It shouldn't be called optimizing
Optimizing means that you make something optimal, so why is it called that when a programmer makes their program run faster or use less memory? It can almost always run even faster or use even less memory, so this process is many good things but not really “optimization”.
I don’t know where it ultimately started, but it’s been called that since at least the 1950s. For example, check out this page from a 1956 Fortran manual:
The FREQUENCY statement permits the programmer to give his estimate, for each branch-point of control, of the frequencies with which the several branches will actually be executed in the object program. This information is used to optimise the use of index registers in the object program.
The authors felt no dissonance in saying that the compiler optimises with default settings but will optimise even more if you give it frequency information. If it was already optimal, how could it be optimised further?
They are using this word a lot.
The usage may have come from the field of linear programming, where true optimization is possible. Linear programming received a lot of effort during and around World War II as a way to allocate industrial capacity. A country that was better at linear programming could literally have more bullets to fling around. There was a breakthrough for linear programming in 1947—the Simplex Method—so the timing lines up.
It’s interesting to see why linear programs can be optimized but not computer programs. With linear programs, the solution space for a problem ends up having a very convenient shape called a convex hull. Here is how George B. Dantzig visualized the idea for his readers.
This is a lot, but start by looking at the overall shape of the thing. There is a curved shape around the bottom—that’s part of the convex hull. The acceptible solutions are the ones that are on the vertical line in the middle—the one above the (b, 0) in the graph—but that are as low as possible while still be above the curved underbelly part.
The alorithm starts by choosing any two points on the underbelly part, and in this example, the chosen points are at (y1, z1) and (y6, z6). It then feels around the graph with a sequence of mathematical steps. A line is drawn between those two points, and the place it intersects the b line is found. That’s already a solution but not the best one. To find a better one, the point on the right is pulled down to as far as possible while staying on the right side of the b line, giving the point (y5, z5). Then the left point is pulled down in the same way, to (y3, z3). No more progress is possible, so to find the final answer, draw a line between these last to points and see where it crosses the b line.
Computer programs do not have this convenient outer shape to their behaviors, so there is no good way to feel around their outer shape, like this. Computer programs have loops, branches, and subroutines, and you cannot even know if a program will run forever or not, much less anything trickier like “can it run any faster?” or “can it use less memory?”.
The exact proof is too much to get into for this post, but it was one of a number of major impossibility results that happened around the same time as the rest of this story:
1874. Cantor proved that the real numbers cannot be counted, something I find a little weird.
1931. Gödel proved that not all math statements can be proven or disproven—his incompleteness theorems.
1936. Alan Turing proved that there is no computer program which can reliably decide whether another program will run forever or not. This is called the Halting Problem nowadays, but Turing called it the “circle-free” property, and it was his contribution to the awesomely named “Entscheidungsproblem” (decision problem).

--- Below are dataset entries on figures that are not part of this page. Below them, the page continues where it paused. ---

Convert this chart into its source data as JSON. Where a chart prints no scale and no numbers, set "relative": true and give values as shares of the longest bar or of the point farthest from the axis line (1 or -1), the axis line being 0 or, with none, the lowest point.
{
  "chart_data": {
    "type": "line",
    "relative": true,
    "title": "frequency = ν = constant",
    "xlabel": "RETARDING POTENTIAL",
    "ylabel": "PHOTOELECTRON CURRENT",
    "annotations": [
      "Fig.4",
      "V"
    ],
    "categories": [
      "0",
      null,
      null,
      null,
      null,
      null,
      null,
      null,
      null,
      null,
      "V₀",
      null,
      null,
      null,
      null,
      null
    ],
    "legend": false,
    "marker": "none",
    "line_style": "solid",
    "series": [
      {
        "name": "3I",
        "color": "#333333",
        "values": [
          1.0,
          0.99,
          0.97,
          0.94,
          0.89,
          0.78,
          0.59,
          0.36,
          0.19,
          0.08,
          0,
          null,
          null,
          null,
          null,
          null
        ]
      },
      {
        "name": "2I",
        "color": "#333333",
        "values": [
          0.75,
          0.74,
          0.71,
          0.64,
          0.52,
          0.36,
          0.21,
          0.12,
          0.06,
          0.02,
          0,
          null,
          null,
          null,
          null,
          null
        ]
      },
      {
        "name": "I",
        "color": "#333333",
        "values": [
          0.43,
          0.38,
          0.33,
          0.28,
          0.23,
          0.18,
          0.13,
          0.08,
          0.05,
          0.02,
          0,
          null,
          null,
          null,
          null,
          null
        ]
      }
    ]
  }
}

Why is Turing naming things with German words? That is a rabbit hole of its own, but this was around the time that Albert Einstein was sharing his Gedankenexperiments (thought experiments), so maybe it felt right to name these other fundamental problems in German as well. I have no real idea but get tickled at the mental image. These folks were working on very fundamental ideas and were later swept into the war effort, and here they are babbling long German gedorkenwords to each other.
At any rate, Turing showed that you cannot even tell if a computer program will stop or not, so almost anything you would like to “optimize” about a program cannot be.
As soon as the program has a part that goes, “do this thing, then do the other thing”, there is no way to know if “do this thing” will finish, so “do the other thing” may or may not happen. Most of the ways to improve a program would need to know this information, so most of the time, not only is a program not optimized, it often simply can’t be.
We should probably call it “improving” a program rather than optimizing, but I guess that doesn’t have the same ring to it.